Kirklees faces having to make millions of pounds in cuts to its budget and is looking at axing the £300,000 it currently gives the music school.
More than 7,000 students – both schoolchildren and adults – take lessons from 60 teachers.
Based in Huddersfield, the music school has centres at Netherhall Learning Campus in Huddersfield; Holmfirth High School; Colne Valley High School; Mirfield Free Grammar School; Shelley College; Whitcliffe Mount College, Cleckheaton; and Batley Salvation Army HQ.
Mr Jacobs said: “At Greenhead we have a large cohort of students studying music and music technology at A-level.
“This is, in part, due to the hard work that goes on in the seven music centres across Kirklees. These centres are essential for getting younger students enthusiastic and involved in making music.
“Learning to play and particularly how to play within an ensemble are essential in generating enthusiasm when starting to play an instrument.
“If some of these centres are axed I am extremely concerned about the numbers of students who will be getting enthusiastic about music at a young age across Kirklees.
“This in turn, of course, could affect our numbers studying music in years to come.
“Performance and performing within an ensemble are essential skills for young musicians studying at GCSE and at A-level.
“The work of these centres is a fantastic supplement to schools and colleges across Kirklees in helping our students to achieve the very best results in their music examinations.
“Many of our students studying music at A-level decide to pursue music at university or conservatoire level.
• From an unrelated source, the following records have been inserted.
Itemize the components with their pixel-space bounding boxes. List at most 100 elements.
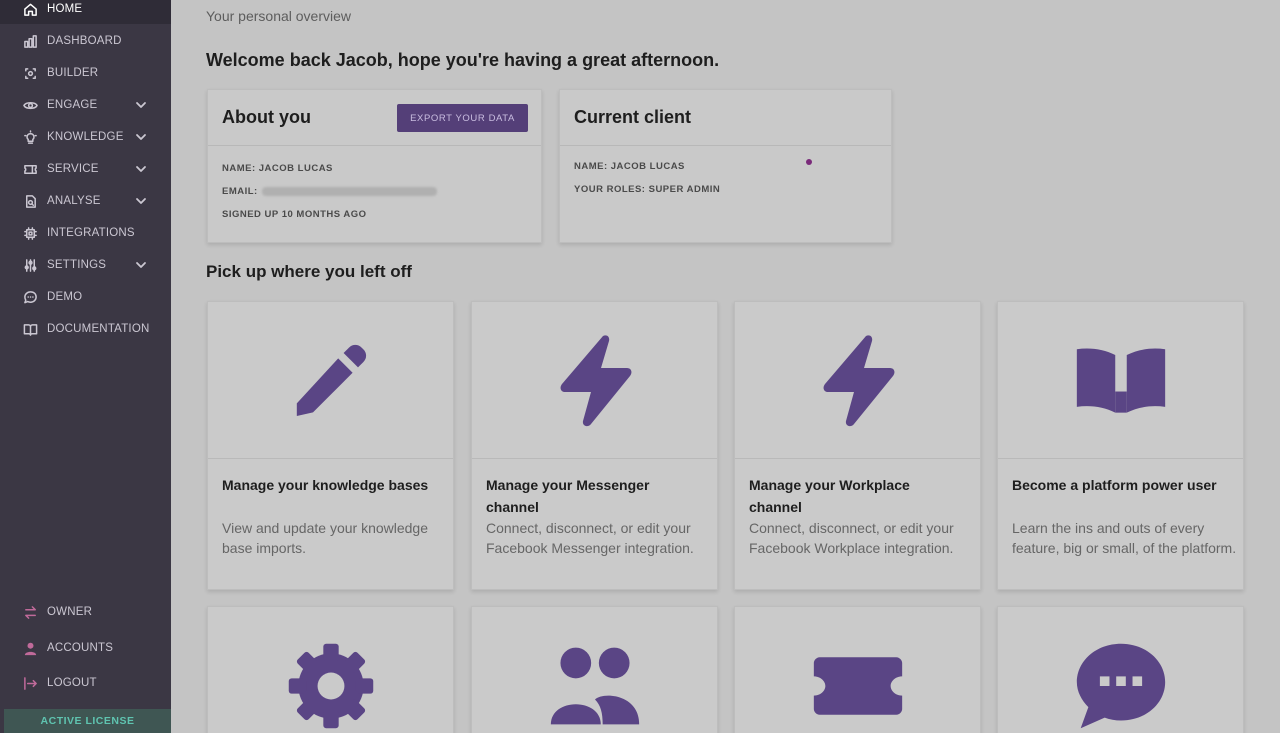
analyse-icon bbox=[22, 193, 38, 209]
user-roles: YOUR ROLES: SUPER ADMIN bbox=[574, 184, 721, 195]
ticket-icon bbox=[813, 656, 902, 715]
sidebar-item-label: DASHBOARD bbox=[47, 35, 122, 47]
sidebar-item-accounts[interactable]: ACCOUNTS bbox=[0, 633, 171, 663]
user-name: NAME: JACOB LUCAS bbox=[222, 163, 333, 174]
tile-description: Connect, disconnect, or edit your Facebo… bbox=[749, 520, 954, 556]
client-name: NAME: JACOB LUCAS bbox=[574, 161, 685, 172]
status-dot bbox=[806, 159, 812, 165]
gear-icon bbox=[288, 643, 373, 728]
logout-icon bbox=[22, 675, 38, 691]
eye-icon bbox=[22, 97, 38, 113]
tile-icon-area bbox=[735, 607, 980, 733]
user-icon bbox=[22, 640, 38, 656]
card-title: About you bbox=[222, 107, 311, 127]
blurred-email-value bbox=[261, 186, 437, 196]
sidebar-item-engage[interactable]: ENGAGE bbox=[0, 90, 171, 120]
sidebar-item-label: INTEGRATIONS bbox=[47, 227, 135, 239]
open-book-icon bbox=[1076, 348, 1165, 413]
lightning-icon bbox=[823, 335, 894, 427]
chevron-down-icon[interactable] bbox=[135, 163, 147, 175]
sidebar-item-label: ANALYSE bbox=[47, 195, 101, 207]
active-license-badge: ACTIVE LICENSE bbox=[4, 709, 171, 733]
welcome-heading: Welcome back Jacob, hope you're having a… bbox=[206, 50, 720, 70]
sidebar-item-home[interactable]: HOME bbox=[0, 0, 171, 24]
sidebar-item-label: SERVICE bbox=[47, 163, 99, 175]
tile-messenger-channel[interactable]: Manage your Messenger channel Connect, d… bbox=[471, 301, 718, 590]
tile-title: Manage your Messenger channel bbox=[486, 477, 650, 515]
sidebar-item-label: ENGAGE bbox=[47, 99, 98, 111]
about-you-card: About you EXPORT YOUR DATA NAME: JACOB L… bbox=[207, 89, 542, 243]
sidebar-item-label: DOCUMENTATION bbox=[47, 323, 150, 335]
sidebar-item-service[interactable]: SERVICE bbox=[0, 154, 171, 184]
sidebar-item-dashboard[interactable]: DASHBOARD bbox=[0, 26, 171, 56]
card-title: Current client bbox=[574, 107, 692, 127]
tile-settings[interactable] bbox=[207, 606, 454, 733]
sidebar-item-label: DEMO bbox=[47, 291, 83, 303]
builder-icon bbox=[22, 65, 38, 81]
tile-description: Connect, disconnect, or edit your Facebo… bbox=[486, 520, 694, 556]
tile-title: Manage your Workplace channel bbox=[749, 477, 910, 515]
tile-description: Learn the ins and outs of every feature,… bbox=[1012, 520, 1237, 556]
tile-icon-area bbox=[998, 302, 1243, 459]
tile-demo[interactable] bbox=[997, 606, 1244, 733]
main-content: Your personal overview Welcome back Jaco… bbox=[171, 0, 1280, 733]
tile-icon-area bbox=[208, 302, 453, 459]
tile-title: Manage your knowledge bases bbox=[222, 477, 429, 493]
user-email-row: EMAIL: bbox=[222, 186, 437, 197]
tile-workplace-channel[interactable]: Manage your Workplace channel Connect, d… bbox=[734, 301, 981, 590]
book-icon bbox=[22, 321, 38, 337]
sidebar-item-settings[interactable]: SETTINGS bbox=[0, 250, 171, 280]
tile-icon-area bbox=[472, 302, 717, 459]
lightning-icon bbox=[560, 335, 631, 427]
chevron-down-icon[interactable] bbox=[135, 259, 147, 271]
tile-knowledge-bases[interactable]: Manage your knowledge bases View and upd… bbox=[207, 301, 454, 590]
chevron-down-icon[interactable] bbox=[135, 131, 147, 143]
sidebar-item-label: BUILDER bbox=[47, 67, 99, 79]
lightbulb-icon bbox=[22, 129, 38, 145]
bar-chart-icon bbox=[22, 33, 38, 49]
sidebar-item-owner[interactable]: OWNER bbox=[0, 597, 171, 627]
sidebar-item-builder[interactable]: BUILDER bbox=[0, 58, 171, 88]
sidebar: HOME DASHBOARD BUILDER ENGAGE KNOWLEDGE … bbox=[0, 0, 171, 733]
chevron-down-icon[interactable] bbox=[135, 99, 147, 111]
ticket-icon bbox=[22, 161, 38, 177]
sliders-icon bbox=[22, 257, 38, 273]
tile-title: Become a platform power user bbox=[1012, 477, 1217, 493]
tile-users[interactable] bbox=[471, 606, 718, 733]
swap-icon bbox=[22, 604, 38, 620]
sidebar-item-label: SETTINGS bbox=[47, 259, 107, 271]
signed-up-info: SIGNED UP 10 MONTHS AGO bbox=[222, 209, 367, 220]
sidebar-item-demo[interactable]: DEMO bbox=[0, 282, 171, 312]
sidebar-item-documentation[interactable]: DOCUMENTATION bbox=[0, 314, 171, 344]
section-title: Pick up where you left off bbox=[206, 262, 412, 281]
sidebar-item-analyse[interactable]: ANALYSE bbox=[0, 186, 171, 216]
chat-icon bbox=[22, 289, 38, 305]
sidebar-item-knowledge[interactable]: KNOWLEDGE bbox=[0, 122, 171, 152]
sidebar-item-integrations[interactable]: INTEGRATIONS bbox=[0, 218, 171, 248]
chevron-down-icon[interactable] bbox=[135, 195, 147, 207]
sidebar-item-label: OWNER bbox=[47, 606, 93, 618]
current-client-card: Current client NAME: JACOB LUCAS YOUR RO… bbox=[559, 89, 892, 243]
sidebar-item-label: ACCOUNTS bbox=[47, 642, 114, 654]
home-icon bbox=[22, 1, 38, 17]
sidebar-item-label: HOME bbox=[47, 3, 83, 15]
tile-power-user[interactable]: Become a platform power user Learn the i… bbox=[997, 301, 1244, 590]
tile-service[interactable] bbox=[734, 606, 981, 733]
sidebar-item-label: LOGOUT bbox=[47, 677, 97, 689]
chip-icon bbox=[22, 225, 38, 241]
tile-icon-area bbox=[472, 607, 717, 733]
tile-description: View and update your knowledge base impo… bbox=[222, 520, 429, 556]
email-label: EMAIL: bbox=[222, 186, 258, 197]
tile-icon-area bbox=[735, 302, 980, 459]
tile-icon-area bbox=[208, 607, 453, 733]
users-icon bbox=[550, 647, 639, 724]
chat-bubble-icon bbox=[1076, 643, 1165, 728]
tile-icon-area bbox=[998, 607, 1243, 733]
card-header: Current client bbox=[560, 90, 891, 146]
card-header: About you EXPORT YOUR DATA bbox=[208, 90, 541, 146]
sidebar-item-label: KNOWLEDGE bbox=[47, 131, 124, 143]
sidebar-item-logout[interactable]: LOGOUT bbox=[0, 668, 171, 698]
page-subtitle: Your personal overview bbox=[206, 8, 352, 24]
export-data-button[interactable]: EXPORT YOUR DATA bbox=[397, 104, 528, 132]
pencil-icon bbox=[296, 344, 366, 416]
Last year we had students leaving Greenhead to study at The Guildhall School of Music, The Royal College of Music, Birmingham Conservatoire and The Royal Northern College of Music.
“All of these students had been involved with one of the Kirklees music centres at some point during their musical development. That statistic itself should give you a good understanding of the calibre of students being produced under the present system.
“Huddersfield and its surrounding area has a large and significant musical heritage. There is so much music making in these valleys! The implications for the future are simple. If we stop getting young people involved in music, in years to come, the music stops.”
Mr McGrath and Mr Jacobs have sent a letter to Kirklees about their concerns.
Mr McGrath added: “We have worked in other parts of the country where the music centres have not been of the standard of Kirklees (due to funding cuts) and can assure you this has a direct correlation with how successful the students are in schools and colleges.
“With the proposed funding cuts we worry that our young people will lose out on the some of the fantastic opportunities currently afforded to them.
“We also worry for the long term impact this will have upon the musical community in West Yorkshire.”